Pengendalian stres, suasana hati, penyesuaian diri, dan keterampilan bergaul serta
pengendalian diri termasuk ke dalam area kecerdasan emosi. Hal ini menunjukkan bahwa
perilaku asertif dapat mempengaruhi kecerdasan emosi seseorang, karena seseorang yang
mampu menampilkan dirinya secara bebas, langsung dan jujur dapat meningkatkan
kecerdasan emosinya dengan cara lebih mengenali emosi diri, mengelola emosi serta
membina hubungan baik dengan orang lain. Begitu pula sebaliknya, seseorang yang tidak
mampu menampilkan dirinya secara bebas, langsung dan jujur tidak akan mampu
mengenali emosi diri, mengelola emosi, serta membina hubungan baik dengan orang lain.
Oleh karena itu, berdasarkan uraian di atas maka peneliti ingin menguji seberapa besar
kontribusi perilaku asertif terhadap kecerdasan emosi.
TUJUAN PENELITIAN
Kecerdasan Emosi
Kecerdasan emosi adalah kemampuan yang dimiliki seseorang dalam mengenali emosi
diri dan emosi orang lain serta mampu mengelolanya dengan baik sehingga tercapai
tujuan-tujuan hidupnya dan memiliki hubungan yang baik dengan orang lain. Adapun
beberapa komponen-komponen kecerdasan emosi yang disusun oleh Goleman (1995)

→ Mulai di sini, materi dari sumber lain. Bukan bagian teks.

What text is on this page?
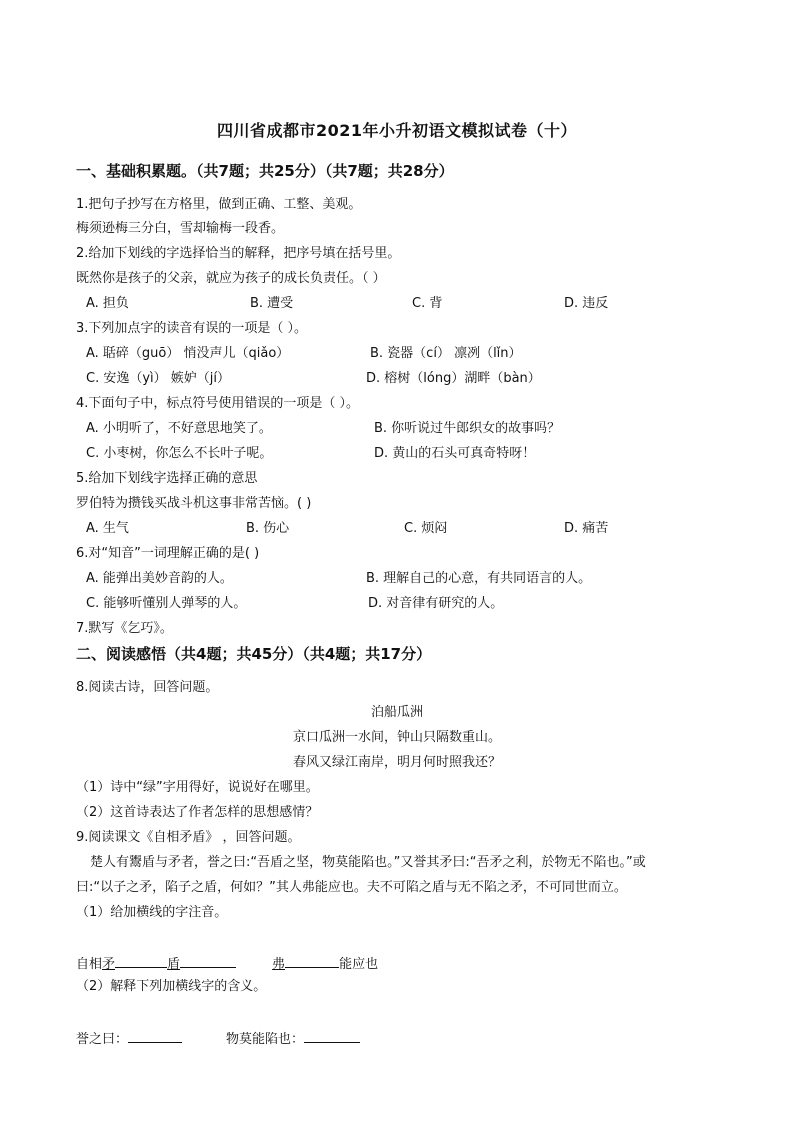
四川省成都市2021年小升初语文模拟试卷（十）
一、基础积累题。（共7题；共25分）（共7题；共28分）
1.把句子抄写在方格里，做到正确、工整、美观。
梅须逊梅三分白，雪却输梅一段香。
2.给加下划线的字选择恰当的解释，把序号填在括号里。
既然你是孩子的父亲，就应为孩子的成长负责任。（ ）
A. 担负	B. 遭受	C. 背	D. 违反
3.下列加点字的读音有误的一项是（ ）。
A. 聒碎（guō） 悄没声儿（qiǎo）	B. 瓷器（cí） 凛冽（lǐn）
C. 安逸（yì） 嫉妒（jí）	D. 榕树（lóng）湖畔（bàn）
4.下面句子中，标点符号使用错误的一项是（ ）。
A. 小明听了，不好意思地笑了。	B. 你听说过牛郎织女的故事吗？
C. 小枣树，你怎么不长叶子呢。	D. 黄山的石头可真奇特呀！
5.给加下划线字选择正确的意思
罗伯特为攒钱买战斗机这事非常苦恼。( )
A. 生气	B. 伤心	C. 烦闷	D. 痛苦
6.对“知音”一词理解正确的是( )
A. 能弹出美妙音韵的人。	B. 理解自己的心意，有共同语言的人。
C. 能够听懂别人弹琴的人。	D. 对音律有研究的人。
7.默写《乞巧》。
二、阅读感悟（共4题；共45分）（共4题；共17分）
8.阅读古诗，回答问题。
泊船瓜洲
京口瓜洲一水间，钟山只隔数重山。
春风又绿江南岸，明月何时照我还？
（1）诗中“绿”字用得好，说说好在哪里。
（2）这首诗表达了作者怎样的思想感情？
9.阅读课文《自相矛盾》 ，回答问题。
楚人有鬻盾与矛者，誉之曰:“吾盾之坚，物莫能陷也。”又誉其矛曰:“吾矛之利，於物无不陷也。”或
曰:“以子之矛，陷子之盾，何如？”其人弗能应也。夫不可陷之盾与无不陷之矛，不可同世而立。
（1）给加横线的字注音。
自相矛	盾	弗	能应也
（2）解释下列加横线字的含义。
誉之曰：	物莫能陷也：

yang terdiri dari mengenal emosi diri, mengelola emosi, memotivasi diri, mengenali
emosi orang lain, dan membina hubungan baik dengan orang lain. Hal ini dikarenakan
dasar dari terbentuknya kecerdasan emosi dibangun dari komponen-komponen
kecerdasan emosi dan komponen-komponen kecerdasan emosi ini sudah mencakup
keseluruhan dari kecerdasan emosi. Kecerdasan emosi memiliki beberapa ciri-ciri yaitu,
memiliki kemampuan untuk memotivasi diri sendiri dan dapat bertahan dalam
menghadapi frustrasi, dapat mengendalikan dorongan-dorongan hati sehingga tidak
melebih-lebihkan suatu kesenangan, mampu mengatur suasana hati dan dapat
menjaganya agar beban stres tidak melumpuhkan kemampuan berpikir seseorang, mampu
untuk berempati terhadap orang lain dan tidak lupa berdoa. Menurut Goleman (1995)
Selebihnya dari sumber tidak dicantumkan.